We could double number of employee-owned firms over a decade
We would like to see state-based nonprofit organizations like state centers or cooperative development centers receive funds to:
- Deliver outreach and education about employee ownership, particularly in the context of succession planning; this could be specifically tied to the lending available through SSBCI.
- Create funding pools for feasibility studies, business valuations, legal/tax assistance, or whatever the next step is for a small business that has expressed interest in employee ownership. Often the $10,000 to $25,000 that is needed to take that next step is a barrier, especially for a business with fewer than 50 employees.
State centers could be instrumental in educating state governments and Small Business Development Centers on structuring lending for employee ownership transitions. Centers could also educate the Community Development Financial Institutions (CDFIs) that have not done this type of lending in the past and help them build pipelines. We project that a highly active state center could bring together private technical assistance resources to facilitate up to 10 to 12 transactions per year, with many of those deals between $5 and $10 million. If all 50 states were doing that, we would be looking at around 750 businesses a year becoming employee owned. That may be a lofty goal but let us not limit our thinking. We could double the number of employee-owned firms over 10 years.
Eligibility for SSBCI should include businesses transferring ownership to low-income or workers of color
A final important point. This program prioritizes “socially and economically disadvantaged individuals” (SEDIs). Many nonprofit organizations in the employee ownership space, including certain state centers, cooperative development centers, CDFIs, and the Democracy at Work Institute already focus on business owners from the SEDI community, and they will continue to do so. However, Treasury should also allow and encourage business owners who are not from the SEDI community to take part in the SSBCI program if they are interested in selling their business to their employees. In many businesses, the large majority of the workers who will benefit from an employee-ownership transition fit the Treasury’s definition of “disadvantaged.”

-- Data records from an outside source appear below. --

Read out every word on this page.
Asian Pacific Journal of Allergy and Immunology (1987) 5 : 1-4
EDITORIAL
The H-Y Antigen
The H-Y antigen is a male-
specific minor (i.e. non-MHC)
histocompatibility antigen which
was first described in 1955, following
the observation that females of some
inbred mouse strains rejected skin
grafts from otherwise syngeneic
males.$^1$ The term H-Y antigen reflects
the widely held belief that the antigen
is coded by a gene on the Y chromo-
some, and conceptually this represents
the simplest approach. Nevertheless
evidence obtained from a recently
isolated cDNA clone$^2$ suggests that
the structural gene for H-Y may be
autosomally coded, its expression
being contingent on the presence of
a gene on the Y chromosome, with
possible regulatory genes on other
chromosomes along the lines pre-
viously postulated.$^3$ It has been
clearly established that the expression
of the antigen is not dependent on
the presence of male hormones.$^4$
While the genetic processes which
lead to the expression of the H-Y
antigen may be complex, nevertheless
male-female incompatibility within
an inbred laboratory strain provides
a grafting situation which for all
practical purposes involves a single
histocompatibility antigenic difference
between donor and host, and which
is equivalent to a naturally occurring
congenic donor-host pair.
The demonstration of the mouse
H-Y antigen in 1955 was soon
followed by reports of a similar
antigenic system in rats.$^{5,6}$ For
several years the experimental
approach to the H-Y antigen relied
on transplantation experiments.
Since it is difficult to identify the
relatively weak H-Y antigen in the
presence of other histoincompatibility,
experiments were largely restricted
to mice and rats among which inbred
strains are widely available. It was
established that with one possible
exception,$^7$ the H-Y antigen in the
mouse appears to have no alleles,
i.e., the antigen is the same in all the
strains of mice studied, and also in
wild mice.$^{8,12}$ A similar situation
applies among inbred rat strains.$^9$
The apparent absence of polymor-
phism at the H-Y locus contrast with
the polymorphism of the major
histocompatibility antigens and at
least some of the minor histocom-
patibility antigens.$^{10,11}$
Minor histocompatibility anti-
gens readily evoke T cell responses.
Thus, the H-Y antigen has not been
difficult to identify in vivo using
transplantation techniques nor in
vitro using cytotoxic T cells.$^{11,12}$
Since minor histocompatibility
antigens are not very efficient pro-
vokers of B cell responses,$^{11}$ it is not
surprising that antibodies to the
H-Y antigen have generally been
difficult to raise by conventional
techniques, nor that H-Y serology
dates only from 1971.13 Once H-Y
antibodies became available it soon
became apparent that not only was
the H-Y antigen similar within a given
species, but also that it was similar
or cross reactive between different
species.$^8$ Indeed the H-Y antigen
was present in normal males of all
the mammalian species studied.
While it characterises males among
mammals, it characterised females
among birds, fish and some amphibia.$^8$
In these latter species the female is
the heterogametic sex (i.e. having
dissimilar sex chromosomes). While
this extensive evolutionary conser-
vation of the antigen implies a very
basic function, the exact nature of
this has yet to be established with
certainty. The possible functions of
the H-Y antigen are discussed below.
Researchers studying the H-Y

With 2.4 million baby boomer business owners seeking to transfer ownership and a renewed concern about social and racial injustice and the growing wealth gap in our country, we are at a significant crossroad. Through employee ownership transitions, regardless of the socioeconomic status of the business owner, significant wealth can be transferred to workers of all different races and ethnicities, including marginalized and low-income workers. The SSBCI program, if done correctly, could help to build wealth in communities that have been left out for too long.